Albert Edwards: The 10-Year Yield is Heading to Zero

Investors should brace for a deflationary shock that will drive 10-year Treasury yields to zero or below, according to Albert Edwards.

Edwards is the global strategist for Société Générale and is based in London. He publishes a weekly strategy report, upon which this article is based.

Edwards is known for his “ice age” thesis, which posited that, beginning in 1996, the correlation between bond and stock yields would break down, and 10-year bonds would outperform stocks. His template was Japan and its “lost decade” of growth, which began in 1990. That forecast has been largely accurate, although it was disrupted temporarily by quantitative easing (QE).

He is optimistic that global economies are going through the last act in the ice age. One final bust will take place over the next three to six months before we transition to what he calls the “great melt.”

Deflation and a drop in real yields will accompany that final bust.

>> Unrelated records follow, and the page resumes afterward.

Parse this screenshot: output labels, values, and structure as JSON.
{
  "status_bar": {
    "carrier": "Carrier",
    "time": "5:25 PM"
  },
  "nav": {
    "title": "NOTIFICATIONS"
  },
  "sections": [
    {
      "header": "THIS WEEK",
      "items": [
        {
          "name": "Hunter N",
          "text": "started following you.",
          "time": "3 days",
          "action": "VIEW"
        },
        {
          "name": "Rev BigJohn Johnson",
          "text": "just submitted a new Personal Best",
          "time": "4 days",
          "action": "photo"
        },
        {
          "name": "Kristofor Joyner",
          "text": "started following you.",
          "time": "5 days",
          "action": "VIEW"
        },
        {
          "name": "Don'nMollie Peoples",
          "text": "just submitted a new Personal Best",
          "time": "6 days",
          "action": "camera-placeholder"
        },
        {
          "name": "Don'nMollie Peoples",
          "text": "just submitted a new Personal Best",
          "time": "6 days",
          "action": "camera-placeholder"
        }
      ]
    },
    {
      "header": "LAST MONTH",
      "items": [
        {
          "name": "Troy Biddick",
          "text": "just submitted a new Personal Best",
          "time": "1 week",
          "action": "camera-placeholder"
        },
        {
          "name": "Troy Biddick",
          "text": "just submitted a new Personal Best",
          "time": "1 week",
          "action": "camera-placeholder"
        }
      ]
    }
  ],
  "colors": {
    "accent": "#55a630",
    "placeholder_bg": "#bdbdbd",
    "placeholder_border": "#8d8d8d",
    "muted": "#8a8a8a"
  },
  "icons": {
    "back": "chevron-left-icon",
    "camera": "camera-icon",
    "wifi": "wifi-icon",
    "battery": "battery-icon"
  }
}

Economic growth has stalled despite a fiscal stimulus of about 3.5% of U.S. GDP. There is substantial unemployment, and the impact of the pandemic is crushing economic activity – through lockdowns and changed consumer behavior. That is the underlying cause of the short-term deflationary hit facing the U.S. Outside the U.S., core inflation measures have already collapsed.

In the U.S., core CPI is 1.6%. Some analysts say it may pick up, but Edwards disagrees. The signs of inflation, such as a spike in used car prices, are anomalies. Beneath the surface, the U.S. is behaving similarly to Europe and Japan.